= Carta Testamento =

1954 letter by Getúlio Vargas before his suicide

The Carta Testamento (/pt-BR/, lit. 'Testament Letter') is a letter written by former Brazilian president Getúlio Vargas to the people of Brazil before his suicide. It is considered to be among the defining documents of 20th century Brazilian history. His letter read: "Nothing remains except my blood. I gave you my life, now I give you my death. I choose this way to defend you, for my soul will be with you, my name shall be a flag for your struggle.(...) Serenely, I take my first step on the road to eternity and I leave life to enter History."

==Background==
On the night of 24 August 1954, president Vargas was thought to be partly responsible for the Rua Tonelero shooting, an assassination attempt against Carlos Lacerda, who was a leading voice opposing Vargas' policies. The suspicion was supported by the Brazilian Armed Forces and a sizeable portion of the public.

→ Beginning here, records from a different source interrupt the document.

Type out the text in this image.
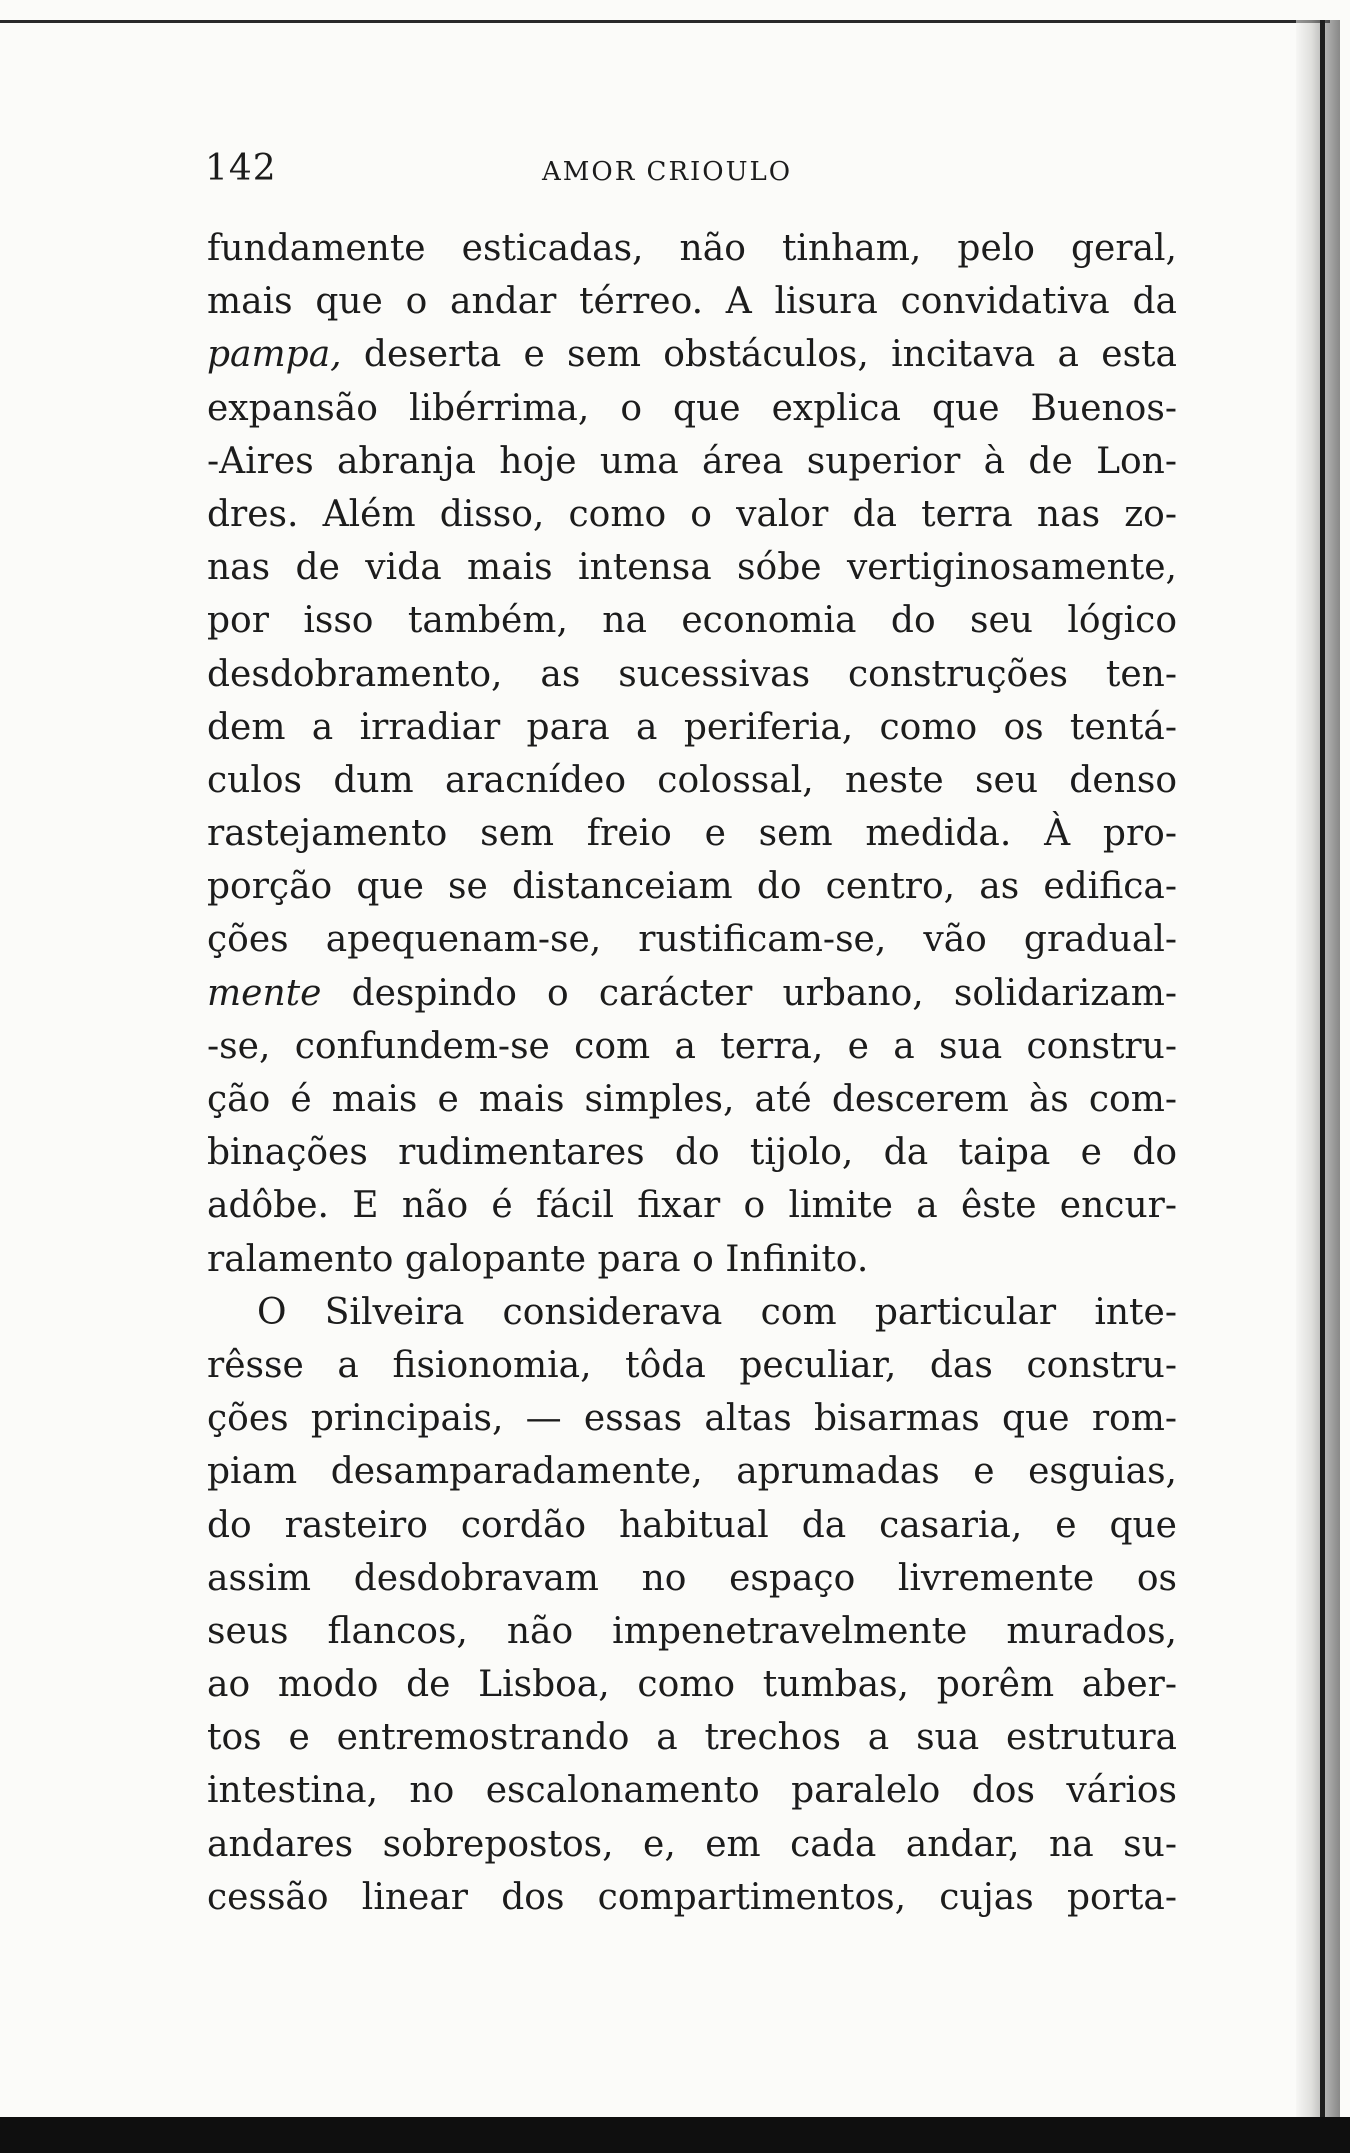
142	AMOR CRIOULO
fundamente esticadas, não tinham, pelo geral,
mais que o andar térreo. A lisura convidativa da
pampa, deserta e sem obstáculos, incitava a esta
expansão libérrima, o que explica que Buenos-
-Aires abranja hoje uma área superior à de Lon-
dres. Além disso, como o valor da terra nas zo-
nas de vida mais intensa sóbe vertiginosamente,
por isso também, na economia do seu lógico
desdobramento, as sucessivas construções ten-
dem a irradiar para a periferia, como os tentá-
culos dum aracnídeo colossal, neste seu denso
rastejamento sem freio e sem medida. À pro-
porção que se distanceiam do centro, as edifica-
ções apequenam-se, rustificam-se, vão gradual-
mente despindo o carácter urbano, solidarizam-
-se, confundem-se com a terra, e a sua constru-
ção é mais e mais simples, até descerem às com-
binações rudimentares do tijolo, da taipa e do
adôbe. E não é fácil fixar o limite a êste encur-
ralamento galopante para o Infinito.
O Silveira considerava com particular inte-
rêsse a fisionomia, tôda peculiar, das constru-
ções principais, — essas altas bisarmas que rom-
piam desamparadamente, aprumadas e esguias,
do rasteiro cordão habitual da casaria, e que
assim desdobravam no espaço livremente os
seus flancos, não impenetravelmente murados,
ao modo de Lisboa, como tumbas, porêm aber-
tos e entremostrando a trechos a sua estrutura
intestina, no escalonamento paralelo dos vários
andares sobrepostos, e, em cada andar, na su-
cessão linear dos compartimentos, cujas porta-
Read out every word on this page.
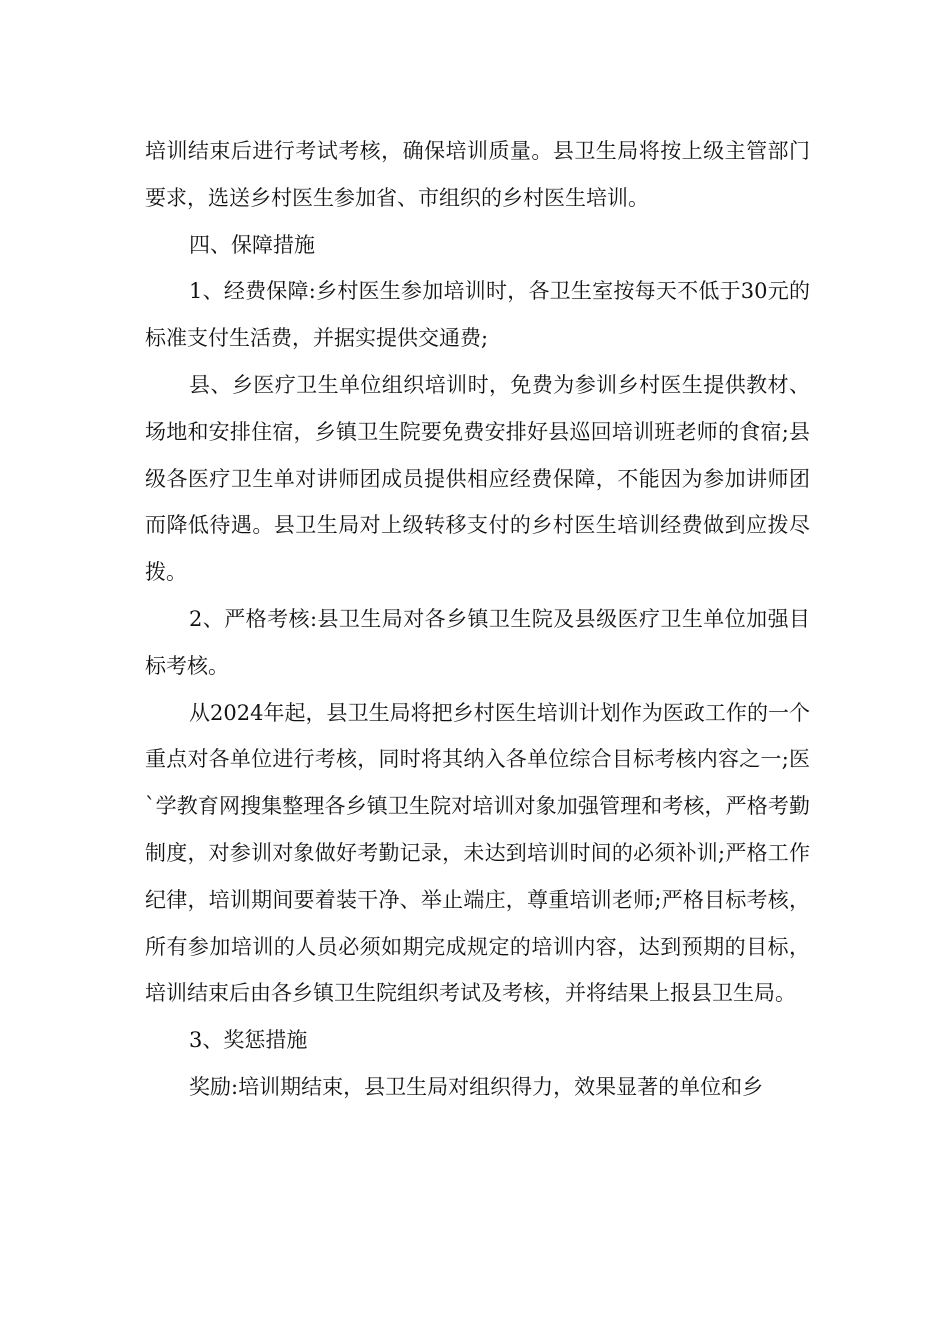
培训结束后进行考试考核，确保培训质量。县卫生局将按上级主管部门要求，选送乡村医生参加省、市组织的乡村医生培训。

四、保障措施

1、经费保障:乡村医生参加培训时，各卫生室按每天不低于30元的标准支付生活费，并据实提供交通费;

县、乡医疗卫生单位组织培训时，免费为参训乡村医生提供教材、场地和安排住宿，乡镇卫生院要免费安排好县巡回培训班老师的食宿;县级各医疗卫生单对讲师团成员提供相应经费保障，不能因为参加讲师团而降低待遇。县卫生局对上级转移支付的乡村医生培训经费做到应拨尽拨。

2、严格考核:县卫生局对各乡镇卫生院及县级医疗卫生单位加强目标考核。

从2024年起，县卫生局将把乡村医生培训计划作为医政工作的一个重点对各单位进行考核，同时将其纳入各单位综合目标考核内容之一;医`学教育网搜集整理各乡镇卫生院对培训对象加强管理和考核，严格考勤制度，对参训对象做好考勤记录，未达到培训时间的必须补训;严格工作纪律，培训期间要着装干净、举止端庄，尊重培训老师;严格目标考核，所有参加培训的人员必须如期完成规定的培训内容，达到预期的目标，培训结束后由各乡镇卫生院组织考试及考核，并将结果上报县卫生局。

3、奖惩措施

奖励:培训期结束，县卫生局对组织得力，效果显著的单位和乡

Upon receiving an ultimatum from the military demanding his resignation, Vargas went from his office into his bedroom and shot himself. He left a note, which was subsequently read to the crowds who had gathered at the presidential residence to demand his resignation, and over radio within an hour. The response was a spontaneous eruption of a supportive chant: "Getúlio, Getúlio! We want Getúlio!"